I think we often forget what it is like to go through a school day like our students do day after day.

This is such a good read. I teach high school and our classes are 90 minutes. I fuss all the time for my students to stay seated not realizing they need to get up and move around after completing labs and reports. I will definitely do something different in the classroom maybe a brief exercise where we are required to move around.

I agree with you completely, I am a teacher and I find that my students do better when they are forced to move or interact every 15 minutes or so. I also find that working hands-on seems to be better for students than a boring lecture. Thanks for the insight!

As a high school teacher I am deeply aware of how the all-day sitting affects student motivation. Fortunately, science classes can incorporate lots of movement in the form of lab activites and other ways of getting students out of their seats. As a teacher I must learn to be tolerant of students who need to move, allowing them to get up, stretch, sharpen a pencil, get that kleenex, etc.

This was a very interesting idea! I do try to let students sharpen pencils adjust seating, use the bathroom, etc. I am a “Yes” man in that department. It is an art form however to balance that with maintaining a learning environment in a middle school classroom. I imagine you can give more freedom at an older age level. I will keep this in mind this week as i teach and see how I can accomadate the idea more than I do.

This was a very interesting idea! I do try to let students sharpen pencils adjust seating, use the bathroom, etc. I am a “Yes” man in that department. It is an art form however to balance that with maintaining a learning environment in a middle school classroom. I imagine you can give more freedom at an older age level.
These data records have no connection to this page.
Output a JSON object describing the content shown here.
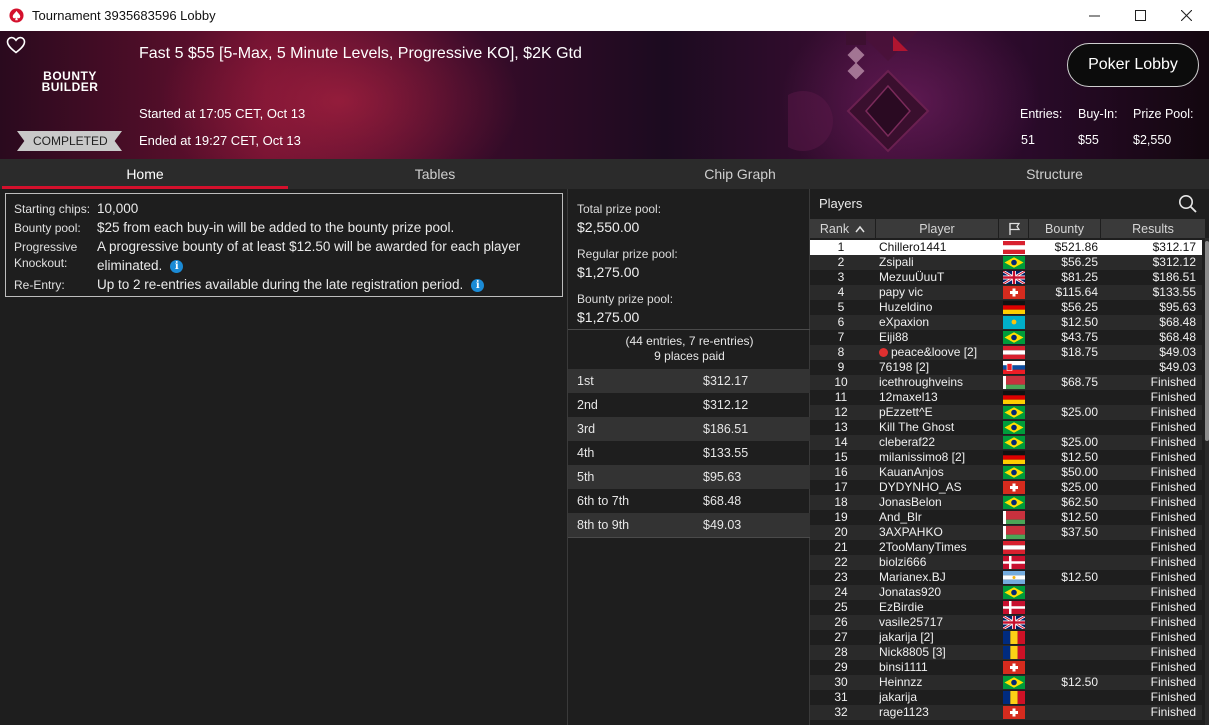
{
  "window": {
    "title": "Tournament 3935683596 Lobby",
    "minimize": "–",
    "maximize": "☐",
    "close": "✕"
  },
  "banner": {
    "logo_line1": "BOUNTY",
    "logo_line2": "BUILDER",
    "status_badge": "COMPLETED",
    "tournament_name": "Fast 5 $55 [5-Max, 5 Minute Levels, Progressive KO], $2K Gtd",
    "started": "Started at 17:05 CET, Oct 13",
    "ended": "Ended at 19:27 CET, Oct 13",
    "poker_lobby_button": "Poker Lobby",
    "entries_label": "Entries:",
    "entries_value": "51",
    "buyin_label": "Buy-In:",
    "buyin_value": "$55",
    "prizepool_label": "Prize Pool:",
    "prizepool_value": "$2,550"
  },
  "tabs": [
    {
      "label": "Home",
      "active": true
    },
    {
      "label": "Tables",
      "active": false
    },
    {
      "label": "Chip Graph",
      "active": false
    },
    {
      "label": "Structure",
      "active": false
    }
  ],
  "info": {
    "starting_chips_label": "Starting chips:",
    "starting_chips_value": "10,000",
    "bounty_pool_label": "Bounty pool:",
    "bounty_pool_value": "$25 from each buy-in will be added to the bounty prize pool.",
    "progressive_label_1": "Progressive",
    "progressive_label_2": "Knockout:",
    "progressive_value_1": "A progressive bounty of at least $12.50 will be awarded for each player",
    "progressive_value_2": "eliminated.",
    "reentry_label": "Re-Entry:",
    "reentry_value": "Up to 2 re-entries available during the late registration period."
  },
  "prizes": {
    "total_label": "Total prize pool:",
    "total_value": "$2,550.00",
    "regular_label": "Regular prize pool:",
    "regular_value": "$1,275.00",
    "bounty_label": "Bounty prize pool:",
    "bounty_value": "$1,275.00",
    "entries_info": "(44 entries, 7 re-entries)",
    "places_paid": "9 places paid",
    "payouts": [
      {
        "place": "1st",
        "amount": "$312.17"
      },
      {
        "place": "2nd",
        "amount": "$312.12"
      },
      {
        "place": "3rd",
        "amount": "$186.51"
      },
      {
        "place": "4th",
        "amount": "$133.55"
      },
      {
        "place": "5th",
        "amount": "$95.63"
      },
      {
        "place": "6th to 7th",
        "amount": "$68.48"
      },
      {
        "place": "8th to 9th",
        "amount": "$49.03"
      }
    ]
  },
  "players": {
    "title": "Players",
    "columns": {
      "rank": "Rank",
      "player": "Player",
      "bounty": "Bounty",
      "results": "Results"
    },
    "rows": [
      {
        "rank": "1",
        "name": "Chillero1441",
        "flag": "austria",
        "bounty": "$521.86",
        "result": "$312.17"
      },
      {
        "rank": "2",
        "name": "Zsipali",
        "flag": "brazil",
        "bounty": "$56.25",
        "result": "$312.12"
      },
      {
        "rank": "3",
        "name": "MezuuÜuuT",
        "flag": "uk",
        "bounty": "$81.25",
        "result": "$186.51"
      },
      {
        "rank": "4",
        "name": "papy vic",
        "flag": "switzerland",
        "bounty": "$115.64",
        "result": "$133.55"
      },
      {
        "rank": "5",
        "name": "Huzeldino",
        "flag": "germany",
        "bounty": "$56.25",
        "result": "$95.63"
      },
      {
        "rank": "6",
        "name": "eXpaxion",
        "flag": "kazakhstan",
        "bounty": "$12.50",
        "result": "$68.48"
      },
      {
        "rank": "7",
        "name": "Eiji88",
        "flag": "brazil",
        "bounty": "$43.75",
        "result": "$68.48"
      },
      {
        "rank": "8",
        "name": "peace&loove [2]",
        "flag": "austria",
        "bounty": "$18.75",
        "result": "$49.03",
        "star": true
      },
      {
        "rank": "9",
        "name": "76198 [2]",
        "flag": "slovakia",
        "bounty": "",
        "result": "$49.03"
      },
      {
        "rank": "10",
        "name": "icethroughveins",
        "flag": "belarus",
        "bounty": "$68.75",
        "result": "Finished"
      },
      {
        "rank": "11",
        "name": "12maxel13",
        "flag": "germany",
        "bounty": "",
        "result": "Finished"
      },
      {
        "rank": "12",
        "name": "pEzzett^E",
        "flag": "brazil",
        "bounty": "$25.00",
        "result": "Finished"
      },
      {
        "rank": "13",
        "name": "Kill The Ghost",
        "flag": "brazil",
        "bounty": "",
        "result": "Finished"
      },
      {
        "rank": "14",
        "name": "cleberaf22",
        "flag": "brazil",
        "bounty": "$25.00",
        "result": "Finished"
      },
      {
        "rank": "15",
        "name": "milanissimo8 [2]",
        "flag": "germany",
        "bounty": "$12.50",
        "result": "Finished"
      },
      {
        "rank": "16",
        "name": "KauanAnjos",
        "flag": "brazil",
        "bounty": "$50.00",
        "result": "Finished"
      },
      {
        "rank": "17",
        "name": "DYDYNHO_AS",
        "flag": "switzerland",
        "bounty": "$25.00",
        "result": "Finished"
      },
      {
        "rank": "18",
        "name": "JonasBelon",
        "flag": "brazil",
        "bounty": "$62.50",
        "result": "Finished"
      },
      {
        "rank": "19",
        "name": "And_Blr",
        "flag": "belarus",
        "bounty": "$12.50",
        "result": "Finished"
      },
      {
        "rank": "20",
        "name": "3AXPAHKO",
        "flag": "belarus",
        "bounty": "$37.50",
        "result": "Finished"
      },
      {
        "rank": "21",
        "name": "2TooManyTimes",
        "flag": "austria",
        "bounty": "",
        "result": "Finished"
      },
      {
        "rank": "22",
        "name": "biolzi666",
        "flag": "denmark",
        "bounty": "",
        "result": "Finished"
      },
      {
        "rank": "23",
        "name": "Marianex.BJ",
        "flag": "argentina",
        "bounty": "$12.50",
        "result": "Finished"
      },
      {
        "rank": "24",
        "name": "Jonatas920",
        "flag": "brazil",
        "bounty": "",
        "result": "Finished"
      },
      {
        "rank": "25",
        "name": "EzBirdie",
        "flag": "denmark",
        "bounty": "",
        "result": "Finished"
      },
      {
        "rank": "26",
        "name": "vasile25717",
        "flag": "uk",
        "bounty": "",
        "result": "Finished"
      },
      {
        "rank": "27",
        "name": "jakarija [2]",
        "flag": "romania",
        "bounty": "",
        "result": "Finished"
      },
      {
        "rank": "28",
        "name": "Nick8805 [3]",
        "flag": "romania",
        "bounty": "",
        "result": "Finished"
      },
      {
        "rank": "29",
        "name": "binsi1111",
        "flag": "switzerland",
        "bounty": "",
        "result": "Finished"
      },
      {
        "rank": "30",
        "name": "Heinnzz",
        "flag": "brazil",
        "bounty": "$12.50",
        "result": "Finished"
      },
      {
        "rank": "31",
        "name": "jakarija",
        "flag": "romania",
        "bounty": "",
        "result": "Finished"
      },
      {
        "rank": "32",
        "name": "rage1123",
        "flag": "switzerland",
        "bounty": "",
        "result": "Finished"
      }
    ]
  },
  "colors": {
    "accent_red": "#d4102c",
    "info_blue": "#1b8bd6",
    "panel_bg": "#1e1e1e"
  }
}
I will keep this in mind this week as i teach and see how I can accommodate the idea more than I do.

I wonder how effective “gallery walks” are in getting students off their seats and actively engaged in learning inside the classroom.
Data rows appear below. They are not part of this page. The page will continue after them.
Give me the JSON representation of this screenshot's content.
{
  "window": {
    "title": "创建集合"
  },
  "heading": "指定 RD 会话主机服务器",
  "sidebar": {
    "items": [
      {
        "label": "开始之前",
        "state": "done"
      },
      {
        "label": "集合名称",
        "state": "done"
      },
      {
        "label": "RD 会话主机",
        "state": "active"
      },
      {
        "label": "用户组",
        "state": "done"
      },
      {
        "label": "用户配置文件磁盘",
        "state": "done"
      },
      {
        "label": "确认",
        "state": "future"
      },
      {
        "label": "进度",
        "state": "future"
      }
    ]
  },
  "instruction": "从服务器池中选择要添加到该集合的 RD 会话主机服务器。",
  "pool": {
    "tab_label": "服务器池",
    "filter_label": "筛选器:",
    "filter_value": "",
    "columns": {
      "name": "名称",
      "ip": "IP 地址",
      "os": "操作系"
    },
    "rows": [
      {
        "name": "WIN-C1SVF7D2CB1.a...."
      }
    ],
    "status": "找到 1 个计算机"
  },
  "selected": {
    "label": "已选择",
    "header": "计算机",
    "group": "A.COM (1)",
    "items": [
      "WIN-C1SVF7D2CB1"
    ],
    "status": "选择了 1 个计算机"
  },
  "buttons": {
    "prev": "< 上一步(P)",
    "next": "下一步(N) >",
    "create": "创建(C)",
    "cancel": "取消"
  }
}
Great article on the importance of keeping kids engaged by keeping them active. I read a study about having students sit on stability balls at their desks instead of chairs and also having no stools at the lab tables and having the students stand and move around as they work on experiments. Seems worth the try.

What are your thoughts about later start times for high school students?  My school starts at 7:10 am and many of my students have to be at their bus stops before 6.

Thanks for the article! I will take this into consideration going forward!

I absolutely agree with Leah. Sitting for long periods of time from a metabolic perspective does not foster cerebral activity. In fact student who sit for most of the day tend to fall asleep during there last period class.

I totally agree with this! In the lessons I teach in which my high school students are not confined to a chair I clearly can see a difference in attitude and learning!

I enjoyed reading this. I struggle with how to get kids up and moving.  I work at an alternative school and my students learn from an online program.  I am there to assist them and pulled them for interventions.  They only have 50 minutes to work online ( 50 minutes a class period) and if they get behind it lowers their grade.  They get bored sitting there yet they don’t want to be away from the computer.

We started inquiry circles at the beginning of class and that seems to work.  Student take turns talking about the learning target they are learning about and have an opportunity to ask classmates questions.

I like the nerf ball idea.  That would be a great exit ticket strategy.

I completely agree with this article. I just attended a 5 hour workshop, and found it extremely difficult to pay attention the longer I sat in my seat. I see a huge difference in the classroom when students read in their textbooks as opposed to participating in a lab activity.

This article was great!

I have noticed that the students start putting their heads down towards the end of my class. Perhaps that can change if I gave a little stretch break in the middle.